A look inside the processes behind Taylor guitars
According to the Timeline section of Taylor’s website, Bob Taylor had this to say about his first guitar, “I worked on that guitar my whole 11th grade year, and the day I strung it up was pretty great. My friends came over and we all played it and everyone thought it was the best guitar they’d ever strummed. Like we really knew, or something. Actually, it was a pile and wasn’t made very well, but it wasn’t too bad for a 17-year-old kid working on his own and not knowing anything about the subject.”
Click here to watch our video tour of the factory, with exclusive interviews with Bob Taylor. |
Bob Taylor and crew were kind enough to offer Premier Guitar an opportunity to tour Taylor world headquarters in El Cajon, California. Nestled in a non-descript industrial park in a San Diego suburb, Taylor has created a campus that runs the gamut from low-key gift shop to high-tech robotic finishing rooms, all within walking distance of one another.
Waiting in said gift shop for the tour to start, we were honored when Bob himself arrived to show us around, offering a glimpse into his overriding sense of stewardship as well as his love for the instrument, demonstrated by everything from our personal tour to his ongoing quest for earth-friendly woods and manufacturing techniques. What follows is a small glimpse into the future of guitar building, according to Bob Taylor.
Here the tops are being glued on a carousel clamp following the wood seasoning process, which varies for different types of wood. When working with spruce (as seen here) it is air-dried from three weeks to a month before being over-dried in an oven for two hours. In then goes into a climate controlled room, where it stabilizes at 70 degrees, for 47 percent relative humidity.
Following the clamps, these bookmatched pieces of wood will be run through a sander to be brought to the appropriate thickness. They will then be graded and cut to shape with the help of a proprietary laser cutter. “These [laser cut shapes] are right on the money,” says Bob. “They are cut to within a 1000th of an inch of where we want them to be. It’s a nice, accurate, highly civilized way to get the job done.”
All of these processes happen in quick succession, although the glue joint itself is fairly large and needs to remain clamped for three hours before it can be removed from the jig. In less than ten minutes, workers can put 65 necks into the contraption. “We’ll design a method to get a guitar made, we’ll tool it really heavily and then make a procedure so that we’re done with a specific operation in a couple of minutes and onto something else,” says Bob. Most stations are set up to allow workers to do other tasks in-between these operations, such as installing side dots in fretboards and loading stock into CNC machines.
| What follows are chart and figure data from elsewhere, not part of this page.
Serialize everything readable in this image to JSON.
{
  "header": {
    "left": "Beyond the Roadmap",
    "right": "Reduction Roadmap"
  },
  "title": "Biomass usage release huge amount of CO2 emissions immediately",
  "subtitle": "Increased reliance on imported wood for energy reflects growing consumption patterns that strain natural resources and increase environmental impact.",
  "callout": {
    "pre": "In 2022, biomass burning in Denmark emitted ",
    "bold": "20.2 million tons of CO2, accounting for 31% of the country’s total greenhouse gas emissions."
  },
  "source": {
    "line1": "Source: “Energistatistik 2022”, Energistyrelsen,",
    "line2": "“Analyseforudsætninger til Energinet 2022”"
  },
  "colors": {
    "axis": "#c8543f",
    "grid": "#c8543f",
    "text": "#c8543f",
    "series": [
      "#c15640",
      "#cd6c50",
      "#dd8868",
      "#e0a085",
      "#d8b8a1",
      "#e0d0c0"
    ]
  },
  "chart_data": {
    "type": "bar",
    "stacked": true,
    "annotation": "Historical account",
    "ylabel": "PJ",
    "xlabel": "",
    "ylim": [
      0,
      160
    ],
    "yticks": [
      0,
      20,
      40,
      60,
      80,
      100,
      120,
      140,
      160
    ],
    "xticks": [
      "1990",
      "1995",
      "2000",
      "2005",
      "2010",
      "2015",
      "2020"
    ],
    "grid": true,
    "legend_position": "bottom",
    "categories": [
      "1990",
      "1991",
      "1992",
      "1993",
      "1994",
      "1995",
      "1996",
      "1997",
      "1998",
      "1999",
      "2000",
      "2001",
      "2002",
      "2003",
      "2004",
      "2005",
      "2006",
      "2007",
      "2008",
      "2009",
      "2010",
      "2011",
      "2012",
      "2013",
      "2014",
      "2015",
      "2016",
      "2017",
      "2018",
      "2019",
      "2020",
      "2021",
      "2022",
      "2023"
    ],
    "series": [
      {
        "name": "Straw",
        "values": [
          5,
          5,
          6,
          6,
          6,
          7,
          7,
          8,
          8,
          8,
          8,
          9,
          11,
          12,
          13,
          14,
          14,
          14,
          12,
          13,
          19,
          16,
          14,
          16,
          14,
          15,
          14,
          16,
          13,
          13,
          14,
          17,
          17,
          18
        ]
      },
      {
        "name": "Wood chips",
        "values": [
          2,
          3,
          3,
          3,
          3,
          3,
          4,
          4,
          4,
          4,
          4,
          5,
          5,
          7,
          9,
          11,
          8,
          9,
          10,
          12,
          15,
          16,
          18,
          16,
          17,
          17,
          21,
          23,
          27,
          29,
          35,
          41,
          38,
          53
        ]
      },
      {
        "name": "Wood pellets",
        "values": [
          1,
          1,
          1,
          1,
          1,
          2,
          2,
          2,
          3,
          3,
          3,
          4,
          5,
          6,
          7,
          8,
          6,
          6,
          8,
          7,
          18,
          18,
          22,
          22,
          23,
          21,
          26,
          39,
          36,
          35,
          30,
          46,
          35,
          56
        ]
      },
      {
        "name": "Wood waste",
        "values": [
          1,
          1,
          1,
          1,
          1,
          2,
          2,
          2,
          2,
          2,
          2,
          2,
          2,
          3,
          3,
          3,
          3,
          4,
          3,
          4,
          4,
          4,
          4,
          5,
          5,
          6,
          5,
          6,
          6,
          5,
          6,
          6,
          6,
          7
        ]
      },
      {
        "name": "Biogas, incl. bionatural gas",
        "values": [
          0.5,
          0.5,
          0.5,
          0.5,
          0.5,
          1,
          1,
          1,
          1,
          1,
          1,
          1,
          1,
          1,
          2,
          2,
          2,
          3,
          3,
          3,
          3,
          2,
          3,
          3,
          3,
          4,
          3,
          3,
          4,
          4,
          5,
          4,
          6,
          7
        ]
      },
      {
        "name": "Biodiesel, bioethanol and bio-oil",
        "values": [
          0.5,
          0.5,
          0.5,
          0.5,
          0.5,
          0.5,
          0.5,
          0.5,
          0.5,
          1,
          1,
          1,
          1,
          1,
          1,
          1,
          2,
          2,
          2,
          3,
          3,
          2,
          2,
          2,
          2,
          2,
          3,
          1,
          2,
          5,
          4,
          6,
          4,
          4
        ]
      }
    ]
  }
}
Just outside of the area where the necks are created, employees install bracing on guitars’ tops. Here, Mario installs the braces on a Taylor 410ce Dreadnought. To keep their bracing patterns straight, Taylor relies on a combination of employee expertise and plexi-glass fixtures. “We’ve got five shapes of guitars and we’ve got different bracing patterns that go on different shapes, so there’s a variety of tooling we need to get the bracing on right. We make simple fixtures out of plexiglass with the help of lasers,” Bob explains. Skill and timing are essential, as glue must be spread on the top and the braces placed before the glue gets tacky. While the headstock joint takes upwards of three hours to dry, these braces can be done in five minutes.
Because Taylor doesn’t build guitars in batches, it becomes critical to track specific guitars and their separate components (for example, the necks and bodies are finished separately). To accomplish this, Taylor relies on RFID tags applied to the back of each guitar. These tags are extremely versatile and can assist in everything from inventory management to identifying which guitars receive gloss or satin finishes.
As much as Taylor emphasizes tooling and efficient approaches to production, cutting binding slots is just one of a number of operations that must be done by hand. For these complex processes, the company has created a complete training program to teach employees these skills, including a staffed training department, web-based tutorials, videos and courses. In order to encourage another generation of guitar builders, Bob Taylor has also devoted a number of resources to educating high school students in the industrial arts. “We sponsor guitar-making courses in four local high schools. It has become part of the curriculum and we design the course. It’s basically wood shop revisited – we train the teachers and we give them the tools and materials they need. I’m really focused on bringing the industrial arts back into the schools,” he says.